Notice, He doesn’t ask, “Will the son of man find prayer on the earth?” but “Will the son of man find faith on the earth?” Why? Because what matters is not that I am saying my prayers, like the Pharisees did, and like millions of people in all religions around the world do.
What matters is that I’m praying with faith. Do I have confidence in God to do more than I can do? Or have I wandered into the spiritual wasteland of evaluating everything in terms of what I see as humanly possible—the easiest thing to do when you’ve been a Christian for 10, 20, or 30 years.
2. Am I serving with zeal?
I take this question straight from the Scriptures. Romans 12:8 says “The one who leads,” must lead “with zeal.” There’s something about passion here, something about vision, and something about direction. We must lead and serve others from a place of genuine passion and obedience to God. Are you serving with zeal?
3. Am I believing with confidence?
God says that “the gospel…is the power of God for salvation to everyone who believes” (Romans 1:16). Do I believe that? Do I believe that when I pray for an unbelieving friend or relative? Do I believe that God is able to save them through the gospel?
When I struggle with a powerful temptation, with a habit that is difficult to overcome, do I believe that God is able to deliver me through the gospel? When I become tired, get discouraged, begin to wonder how long I can continue, do I believe that the God who saved me is able to keep me?
4. Am I confessing with humility?
Martin Luther said, “When our Lord and Master Jesus Christ said ‘Repent,’ He meant that the whole life of a believer should be repentance.” Christ calls us, not to a prayer of repentance, but to a life of repentance, a life of turning ever more fully to Jesus Christ.

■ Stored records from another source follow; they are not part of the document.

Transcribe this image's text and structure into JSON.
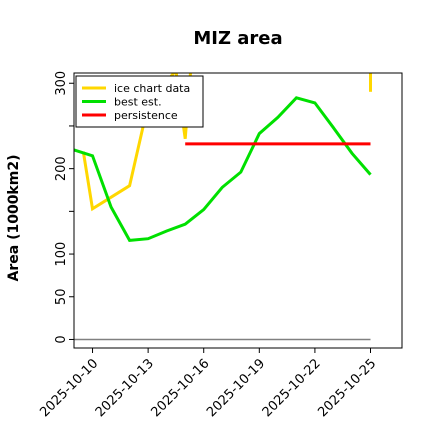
{
  "chart_data": {
    "type": "line",
    "title": "MIZ area",
    "ylabel": "Area (1000km2)",
    "xlabel": "",
    "x_tick_labels": [
      "2025-10-10",
      "2025-10-13",
      "2025-10-16",
      "2025-10-19",
      "2025-10-22",
      "2025-10-25"
    ],
    "x_ticks_day": [
      10,
      13,
      16,
      19,
      22,
      25
    ],
    "xlim": [
      9,
      26.7
    ],
    "y_tick_labels": [
      "0",
      "50",
      "100",
      "200",
      "300"
    ],
    "y_ticks": [
      0,
      50,
      100,
      200,
      300
    ],
    "y_minor_ticks": [
      150,
      250
    ],
    "ylim": [
      -10,
      312
    ],
    "legend": {
      "position": "top-left",
      "entries": [
        "ice chart data",
        "best est.",
        "persistence"
      ]
    },
    "series": [
      {
        "name": "ice chart data",
        "color": "#ffd700",
        "points": [
          [
            9.5,
            220
          ],
          [
            10,
            153
          ],
          [
            12,
            180
          ],
          [
            13,
            275
          ],
          [
            14.5,
            315
          ],
          [
            15,
            235
          ],
          [
            15.3,
            315
          ]
        ],
        "points_right": [
          [
            25,
            315
          ],
          [
            25,
            290
          ]
        ]
      },
      {
        "name": "best est.",
        "color": "#00e000",
        "points": [
          [
            9,
            222
          ],
          [
            10,
            215
          ],
          [
            11,
            155
          ],
          [
            12,
            116
          ],
          [
            13,
            118
          ],
          [
            14,
            127
          ],
          [
            15,
            135
          ],
          [
            16,
            152
          ],
          [
            17,
            178
          ],
          [
            18,
            196
          ],
          [
            19,
            241
          ],
          [
            20,
            260
          ],
          [
            21,
            283
          ],
          [
            22,
            277
          ],
          [
            23,
            248
          ],
          [
            24,
            218
          ],
          [
            25,
            193
          ]
        ]
      },
      {
        "name": "persistence",
        "color": "#ff0000",
        "points": [
          [
            15,
            229
          ],
          [
            25,
            229
          ]
        ]
      },
      {
        "name": "",
        "color": "#808080",
        "points": [
          [
            9,
            0
          ],
          [
            25,
            0
          ]
        ]
      }
    ]
  }
}
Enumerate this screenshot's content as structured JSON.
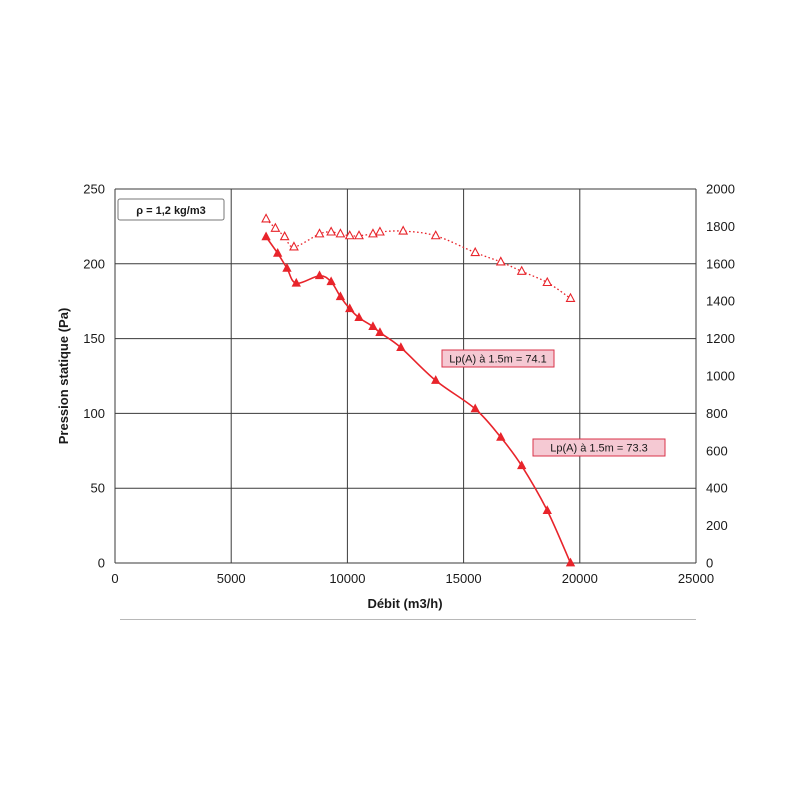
{
  "chart_data": {
    "type": "line",
    "xlabel": "Débit (m3/h)",
    "ylabel": "Pression statique (Pa)",
    "xlim": [
      0,
      25000
    ],
    "ylim": [
      0,
      250
    ],
    "y2lim": [
      0,
      2000
    ],
    "x_ticks": [
      "0",
      "5000",
      "10000",
      "15000",
      "20000",
      "25000"
    ],
    "y_ticks": [
      "0",
      "50",
      "100",
      "150",
      "200",
      "250"
    ],
    "y2_ticks": [
      "0",
      "200",
      "400",
      "600",
      "800",
      "1000",
      "1200",
      "1400",
      "1600",
      "1800",
      "2000"
    ],
    "grid": true,
    "density_note": "ρ = 1,2 kg/m3",
    "annotations": [
      "Lp(A) à 1.5m = 74.1",
      "Lp(A) à 1.5m = 73.3"
    ],
    "colors": {
      "series": "#e8242b",
      "label_fill": "#f5c9d3",
      "label_border": "#d9334a"
    },
    "series": [
      {
        "axis": "left",
        "style": "solid line, filled triangles",
        "x": [
          6500,
          7000,
          7400,
          7800,
          8800,
          9300,
          9700,
          10100,
          10500,
          11100,
          11400,
          12300,
          13800,
          15500,
          16600,
          17500,
          18600,
          19600
        ],
        "y": [
          218,
          207,
          197,
          187,
          192,
          188,
          178,
          170,
          164,
          158,
          154,
          144,
          122,
          103,
          84,
          65,
          35,
          0
        ]
      },
      {
        "axis": "right",
        "style": "dotted line, open triangles",
        "x": [
          6500,
          6900,
          7300,
          7700,
          8800,
          9300,
          9700,
          10100,
          10500,
          11100,
          11400,
          12400,
          13800,
          15500,
          16600,
          17500,
          18600,
          19600
        ],
        "y": [
          1840,
          1790,
          1745,
          1690,
          1760,
          1770,
          1760,
          1750,
          1750,
          1760,
          1770,
          1775,
          1750,
          1660,
          1610,
          1560,
          1500,
          1415
        ]
      }
    ]
  }
}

A life of repentance is not a life of misery, but a life of growth. It’s a life in which the Holy Spirit is constantly opening your eyes to how you can take the next step in becoming more like Jesus. A process of examination like this may begin to connect this reality with your life now.
A Christian is a person who has light to see what there needs to be less of and what there needs to be more of in his or her life. This leads to a life of confession, in which you see your sins and your failings, and you keep bringing them under the blood of Christ.
When you live life like this, you don’t waste your life in the shallow water of compromised obedience. Instead you launch out into the deep oceans of following Christ. Can you name a sin that you have confessed in the last week? In the last month?
5. Am I worshipping with joy?
When you come to worship, do you participate or do you observe? In the presence of Jesus, there will not be a single person with their arms folded, listening to the angels and observing the worship. We will all sing. We will all shout for joy. Ask yourself, “Am I worshipping with joy?” If not, why not?
6. Am I giving with gladness?
Giving is an indicator of love within marriage. A marriage that’s marked by withholding is not healthy. Giving is also an indicator of your love for Christ and your love for the bride of Christ. “I work to earn money that I gladly give to the bride.” Is that true of you? Or are you tiring of that?
7. Am I reaching out with love?
Here we are in a world of need, and some Christians are stretched out in sacrifice. This is so that lost people on their way to an eternal darkness may see the light of Christ through the gospel and be saved. What about you? Are you sacrificing for the sake of the gospel?